For patients taking warfarin who are doing fine and are within the therapeutic range, there’s no particular reason to rock the boat. But dabigatran will be particularly useful for patients who are already taking warfarin and are having trouble staying within therapeutic range.

How can physicians know if dabigatran is working for their patients? There’s no lab value (like an INR with warfarin) to reference.
Prescribing this drug is really a matter of faith, based on trial data. It requires a new mindset, just like low molecular weight heparin when it was introduced in the early 1990s. Then, as now, there was concern that we had no routine way to monitor coagulation. We were prescribing fixed doses of low molecular weight heparin on the basis of weight. Now, we’re dosing dabigatran as a fixed dose.

Dabigatran costs significantly more than warfarin. How do you justify the additional costs?
Dabigatran wholesales for about $6.75, and most of the time you can get a 5 mg warfarin pill for 75 cents wholesale, so there’s a difference in price. But if you include the cost of treating excessive strokes and head bleeds with warfarin, warfarin is much more expensive. And if you take into account not just the cost of the medication but the cost of a nurse or pharmacist to regulate warfarin, the cost of an anticoagulation management service and the cost of regular INRs, dabigatran looks more cost effective.

How are payers handling prescriptions?
I haven’t heard that payers are rejecting prescriptions. Most are sending prescriptions back to physicians for preauthorization, and some are asking for physicians to supply additional information.

There’s no antidote for dabigatran. Is that a problem?
It could be. The effects typically wear off in about 12 hours. In catastrophic circumstances, the drug can be removed by hemodialysis.

What concerns should physicians prescribing dabigatran keep in mind?
It’s important to emphasize to patients that they have to comply with twice-daily dosing. This is not warfarin, and you can’t forget one or two doses and still have some anticoagulation effect. Dabigatran should not be prescribed to patients who have problems with medication adherence, so for patients not taking their warfarin daily, this would not be a good choice.

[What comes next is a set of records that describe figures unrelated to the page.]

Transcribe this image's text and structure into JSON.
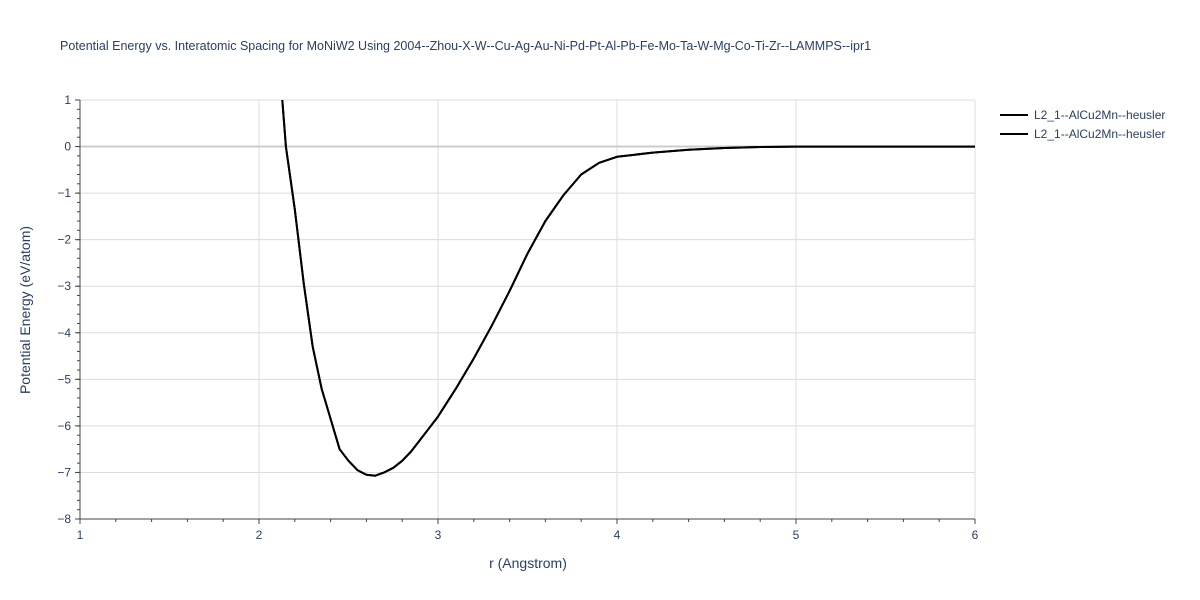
{
  "chart_data": {
    "type": "line",
    "title": "Potential Energy vs. Interatomic Spacing for MoNiW2 Using 2004--Zhou-X-W--Cu-Ag-Au-Ni-Pd-Pt-Al-Pb-Fe-Mo-Ta-W-Mg-Co-Ti-Zr--LAMMPS--ipr1",
    "xlabel": "r (Angstrom)",
    "ylabel": "Potential Energy (eV/atom)",
    "xlim": [
      1,
      6
    ],
    "ylim": [
      -8,
      1
    ],
    "xticks": [
      "1",
      "2",
      "3",
      "4",
      "5",
      "6"
    ],
    "yticks": [
      "1",
      "0",
      "−1",
      "−2",
      "−3",
      "−4",
      "−5",
      "−6",
      "−7",
      "−8"
    ],
    "grid": true,
    "legend_position": "top-right",
    "line_color": "#000000",
    "series": [
      {
        "name": "L2_1--AlCu2Mn--heusler",
        "x": [
          2.13,
          2.15,
          2.2,
          2.25,
          2.3,
          2.35,
          2.4,
          2.45,
          2.5,
          2.55,
          2.6,
          2.65,
          2.7,
          2.75,
          2.8,
          2.85,
          2.9,
          2.95,
          3.0,
          3.1,
          3.2,
          3.3,
          3.4,
          3.5,
          3.6,
          3.7,
          3.8,
          3.9,
          4.0,
          4.2,
          4.4,
          4.6,
          4.8,
          5.0,
          5.5,
          6.0
        ],
        "y": [
          1.0,
          0.0,
          -1.35,
          -2.95,
          -4.3,
          -5.2,
          -5.85,
          -6.5,
          -6.75,
          -6.95,
          -7.05,
          -7.07,
          -7.0,
          -6.9,
          -6.75,
          -6.55,
          -6.3,
          -6.05,
          -5.8,
          -5.2,
          -4.55,
          -3.85,
          -3.1,
          -2.3,
          -1.6,
          -1.05,
          -0.6,
          -0.35,
          -0.22,
          -0.13,
          -0.07,
          -0.03,
          -0.01,
          0.0,
          0.0,
          0.0
        ]
      },
      {
        "name": "L2_1--AlCu2Mn--heusler",
        "x": [
          2.13,
          2.15,
          2.2,
          2.25,
          2.3,
          2.35,
          2.4,
          2.45,
          2.5,
          2.55,
          2.6,
          2.65,
          2.7,
          2.75,
          2.8,
          2.85,
          2.9,
          2.95,
          3.0,
          3.1,
          3.2,
          3.3,
          3.4,
          3.5,
          3.6,
          3.7,
          3.8,
          3.9,
          4.0,
          4.2,
          4.4,
          4.6,
          4.8,
          5.0,
          5.5,
          6.0
        ],
        "y": [
          1.0,
          0.0,
          -1.35,
          -2.95,
          -4.3,
          -5.2,
          -5.85,
          -6.5,
          -6.75,
          -6.95,
          -7.05,
          -7.07,
          -7.0,
          -6.9,
          -6.75,
          -6.55,
          -6.3,
          -6.05,
          -5.8,
          -5.2,
          -4.55,
          -3.85,
          -3.1,
          -2.3,
          -1.6,
          -1.05,
          -0.6,
          -0.35,
          -0.22,
          -0.13,
          -0.07,
          -0.03,
          -0.01,
          0.0,
          0.0,
          0.0
        ]
      }
    ]
  }
}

The drug should also be taken with food. I’m finding that a lot of patients don’t really have much for breakfast except for coffee, so they need to change their breakfast habits with dabigatran.

The drug should not be used in patients in end-stage renal failure, and there’s a 2% discontinuation rate because of dyspepsia. And when switching from warfarin, you may have to omit one or two doses of warfarin and switch when the INR falls below 2.0.

What do hospitalists need to know about stopping and starting the drug around surgeries?
If patients have normal renal function, omit one or both doses of dabigatran the day before surgery. If the patient cannot tolerate any perioperative anticoagulation at all, then omit both doses the day before.

Don’t use dabigatran on the day of surgery and confer with the surgeon to determine how soon it is safe to resume anticoagulation postoperatively. Remember, the patient will be fully anticoagulated within two hours of taking dabigatran.

Edward Doyle is Editor of Today’s Hospitalist.